5 Responses to THE U.S. vs CHINA. THE CASE OF THE TWO STUMBLING ECONOMIES.

  1. David Melnychuk says:

    You again make some very salient points.What is difficult to understand is that given the relative weakness of the US economy why the FED says it will continue with further interest rate hikes . You demonstrated in a previous post that when the owner-occupier portion of the headline inflation rate is ignored(with good reason) then it appeared as if inflation was relatively well controlled and I had interpreted the decision to pause interest rate hikes in the face of a “stellar”job creation report an indication of this.I would very much appreciate your understanding of this apparent contradiction.

    • It is my contention that the US economy is much weaker than the official data suggests. Two questions arise with the job data. Most of the lay offs have been amongst sections of better paid workers, while any hirings have tended to be lower paid workers. So qualitatively speaking rather than quantitatively, the number of jobs if they are real would not indicate more purchasing power from workers hence no higher demand. Secondly, there is something called births and deaths of companies. The BLS assumes so many new companies are being formed, so many old companies are folding. Generally, their model assumes that in a rising economy more firms are added than lost so hypothetically more jobs are being added. The BLS continues to work on the assumption that the economy is rising when in fact it is not so they are adding hypothetical jobs to the Establishment data. This is one of the reasons the establishment and household employment data have diverged. I cannot understand why the FED is taken in by its own numbers. All their surveys and private surveys now describe an increasingly soft labour market.

      Now to the most important question of the period which you have also articulated. Why further interest rate rises when it appears inflation is waning? The primary reason is that fiscal and monetary policies are at odds. Fiscal spending yielding a 7% deficit is expansionary while monetary policy is tightening. The more fiscal deficits boost effective demand, the higher interest rates are forced up to have the same effect. Then there were the A.I. induced buoyant stock markets which are now admittedly in retreat following Powell’s hawkish statements. The FED claims it can only influence demand by means of interest rates, not supply. But while the FED claims it does not have any control over supply, the paradox is that higher interest rates are likely to affect supply more in the end than demand, because it accelerates the bankrupting of existing firms while discouraging new investment. Thus it is a very fine line the FED must tread.

      I watched a really interesting program on Bloomberg TV. They were interviewing an economics professor tipped to join the FED Board. She said the convention had arisen over the last 25 years where the FED neither discusses nor comments on fiscal policies and their effects. She said this was clearly wrong. Monetary policy unsupported by fiscal policy was ineffective to begin with, and damaging to end with. She was quite right. The FED’s focus on the hot labour market rather than on fiscal deficits is misguided as it is not demand originating from the labour market which is driving demand but fiscal spending arising from a 7% budget deficit which incidentally is unsustainable.

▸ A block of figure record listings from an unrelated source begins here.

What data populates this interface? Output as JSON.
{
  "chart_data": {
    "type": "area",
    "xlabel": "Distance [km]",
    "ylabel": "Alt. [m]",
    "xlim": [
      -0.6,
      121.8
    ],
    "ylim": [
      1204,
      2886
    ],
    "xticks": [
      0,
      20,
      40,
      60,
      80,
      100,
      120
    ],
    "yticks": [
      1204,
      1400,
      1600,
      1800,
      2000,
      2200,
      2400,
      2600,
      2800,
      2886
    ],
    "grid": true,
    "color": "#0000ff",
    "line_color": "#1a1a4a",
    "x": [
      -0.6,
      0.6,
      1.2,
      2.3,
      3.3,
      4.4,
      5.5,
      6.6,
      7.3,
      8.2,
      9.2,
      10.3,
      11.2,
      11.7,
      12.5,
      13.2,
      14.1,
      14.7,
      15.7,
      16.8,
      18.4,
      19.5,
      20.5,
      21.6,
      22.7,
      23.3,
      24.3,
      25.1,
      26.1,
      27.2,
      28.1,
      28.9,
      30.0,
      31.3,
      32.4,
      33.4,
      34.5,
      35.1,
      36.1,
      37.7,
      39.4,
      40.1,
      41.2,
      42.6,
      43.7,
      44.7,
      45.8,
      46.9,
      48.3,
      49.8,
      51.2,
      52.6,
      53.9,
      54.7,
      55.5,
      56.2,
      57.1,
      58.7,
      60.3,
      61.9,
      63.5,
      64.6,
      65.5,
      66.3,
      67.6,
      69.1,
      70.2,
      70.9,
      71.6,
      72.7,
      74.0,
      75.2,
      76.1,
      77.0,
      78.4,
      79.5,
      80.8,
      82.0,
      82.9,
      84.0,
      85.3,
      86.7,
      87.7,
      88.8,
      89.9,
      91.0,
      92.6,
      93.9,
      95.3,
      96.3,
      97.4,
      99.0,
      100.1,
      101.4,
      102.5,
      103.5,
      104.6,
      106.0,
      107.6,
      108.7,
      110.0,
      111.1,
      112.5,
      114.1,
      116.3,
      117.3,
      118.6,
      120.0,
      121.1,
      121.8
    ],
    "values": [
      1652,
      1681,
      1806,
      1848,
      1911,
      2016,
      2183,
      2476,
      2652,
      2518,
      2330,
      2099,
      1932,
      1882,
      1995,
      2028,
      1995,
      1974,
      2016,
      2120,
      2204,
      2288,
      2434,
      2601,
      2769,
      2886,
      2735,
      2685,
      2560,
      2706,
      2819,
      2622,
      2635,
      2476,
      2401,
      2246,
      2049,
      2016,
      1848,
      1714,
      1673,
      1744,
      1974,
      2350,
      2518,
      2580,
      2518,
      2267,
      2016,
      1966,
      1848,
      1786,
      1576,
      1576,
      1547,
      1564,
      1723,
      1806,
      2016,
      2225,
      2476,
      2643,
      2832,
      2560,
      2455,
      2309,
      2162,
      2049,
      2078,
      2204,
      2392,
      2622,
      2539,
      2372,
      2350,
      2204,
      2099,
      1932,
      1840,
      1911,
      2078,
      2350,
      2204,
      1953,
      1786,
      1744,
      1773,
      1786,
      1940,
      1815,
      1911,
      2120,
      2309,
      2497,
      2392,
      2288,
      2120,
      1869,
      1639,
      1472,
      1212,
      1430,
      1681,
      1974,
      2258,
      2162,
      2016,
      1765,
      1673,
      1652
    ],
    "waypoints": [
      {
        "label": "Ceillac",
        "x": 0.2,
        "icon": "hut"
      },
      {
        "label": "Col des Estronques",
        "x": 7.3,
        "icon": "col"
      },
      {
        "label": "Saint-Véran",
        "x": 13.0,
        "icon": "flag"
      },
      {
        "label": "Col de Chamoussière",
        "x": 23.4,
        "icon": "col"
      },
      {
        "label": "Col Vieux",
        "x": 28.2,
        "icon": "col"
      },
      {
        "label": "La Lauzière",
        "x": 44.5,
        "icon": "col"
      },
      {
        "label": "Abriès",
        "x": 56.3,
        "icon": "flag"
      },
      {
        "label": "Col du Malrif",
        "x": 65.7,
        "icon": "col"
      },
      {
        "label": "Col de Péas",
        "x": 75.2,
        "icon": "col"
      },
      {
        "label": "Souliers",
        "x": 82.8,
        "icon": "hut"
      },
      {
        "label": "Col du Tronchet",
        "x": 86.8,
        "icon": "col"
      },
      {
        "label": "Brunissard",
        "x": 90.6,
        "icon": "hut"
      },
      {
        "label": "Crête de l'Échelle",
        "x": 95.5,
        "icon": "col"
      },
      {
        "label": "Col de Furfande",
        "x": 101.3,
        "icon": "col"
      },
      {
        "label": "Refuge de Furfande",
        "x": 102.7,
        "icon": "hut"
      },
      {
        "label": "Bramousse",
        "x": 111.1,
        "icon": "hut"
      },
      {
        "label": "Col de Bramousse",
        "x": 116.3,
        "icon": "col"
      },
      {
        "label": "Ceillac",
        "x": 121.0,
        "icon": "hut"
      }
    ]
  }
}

      Having learnt my lesson, I comment on price movements in hindsight rather than predicting their movement in the future. What I do know is that weather events will make such predictions impossible in any case. For example many crop growing areas in the USA have had record low rainfalls during June. And this is only the beginning. All of this is out of the hands of the FED which needs to adapt but so far there is no sign of this.

  2. David Melnychuk says:

    Excellent response.

  3. David Melnychuk says:

    What is somewhat disappointing (but not surprising) is that no social democratic or even mildly “progressive” political party has used this approach to campaign for higher corporate taxes.I do not believe they are ignorant of this bur have made a political decision to not go after corporate profits.It is really difficult to generate any enthusiasm whatsoever for these political formations as they really do seem incapable of even modest political and economic reforms.